After Powell’s speech, the macroeconomic backdrop was particularly stable on both sides of the Atlantic.

Thursday will also bring important inflation-related data such as the CPI reading where core inflation is expected to come in below May’s 0.2%, a level that has only been recorded in January. On a year-over-year basis, it is expected to fall to 3.1% y-o-y. Clearly, these readings could point to the slowdown in U.S. inflation resuming its course after being truncated by accelerating prices in the first half of the year. This would raise the prospect of the Fed cutting interest rates in September, which could weigh on the dollar.

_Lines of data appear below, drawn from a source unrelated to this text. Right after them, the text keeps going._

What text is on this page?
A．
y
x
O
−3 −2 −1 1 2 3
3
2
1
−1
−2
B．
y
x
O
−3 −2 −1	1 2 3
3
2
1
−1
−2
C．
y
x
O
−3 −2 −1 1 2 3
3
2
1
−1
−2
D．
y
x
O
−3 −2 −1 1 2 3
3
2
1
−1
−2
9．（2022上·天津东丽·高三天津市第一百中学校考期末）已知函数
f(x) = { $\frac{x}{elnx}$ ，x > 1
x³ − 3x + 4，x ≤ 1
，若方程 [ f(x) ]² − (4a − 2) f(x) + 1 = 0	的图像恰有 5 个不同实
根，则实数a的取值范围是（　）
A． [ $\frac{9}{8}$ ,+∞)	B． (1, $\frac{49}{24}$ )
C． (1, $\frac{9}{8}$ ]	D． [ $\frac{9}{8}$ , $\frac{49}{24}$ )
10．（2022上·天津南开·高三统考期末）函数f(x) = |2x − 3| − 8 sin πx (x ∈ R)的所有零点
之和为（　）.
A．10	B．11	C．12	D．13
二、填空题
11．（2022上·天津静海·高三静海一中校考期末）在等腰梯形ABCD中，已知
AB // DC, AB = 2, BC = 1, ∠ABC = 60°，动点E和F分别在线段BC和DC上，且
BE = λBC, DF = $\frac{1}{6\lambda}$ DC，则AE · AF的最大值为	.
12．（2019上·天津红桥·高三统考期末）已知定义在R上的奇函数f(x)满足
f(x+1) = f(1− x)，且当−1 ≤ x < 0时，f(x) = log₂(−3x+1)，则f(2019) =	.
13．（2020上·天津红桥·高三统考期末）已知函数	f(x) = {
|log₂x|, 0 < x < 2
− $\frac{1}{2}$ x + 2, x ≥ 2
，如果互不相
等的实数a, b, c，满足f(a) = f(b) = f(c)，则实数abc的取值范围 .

Looking ahead, the second testimony by Chairman Jerome Powell, speeches by Fed members and the release of US CPI inflation figures are expected to be the main drivers of the pair’s price action in the very near term.

EUR/USD daily technical analysis for July 9th:

As for EUR/USD, it is expected to head towards the July high of 1.0845, then the weekly high of 1.0852 and the June high of 1.0916. If the pair breaks above this level, it could retarget the March high of 1.0981, then the weekly high of 1.0998 and the psychological barrier of 1.1000.

Should the bears regain control, spot could see the 200-day SMA at 1.0798 before its June low at 1.0666. This would be followed by the May low at 1.0649 and finally the 2024 low at 1.0601.

Looking at the big picture, more upside appears to be on the horizon if the critical 200-day SMA (1.0797) is routinely broken.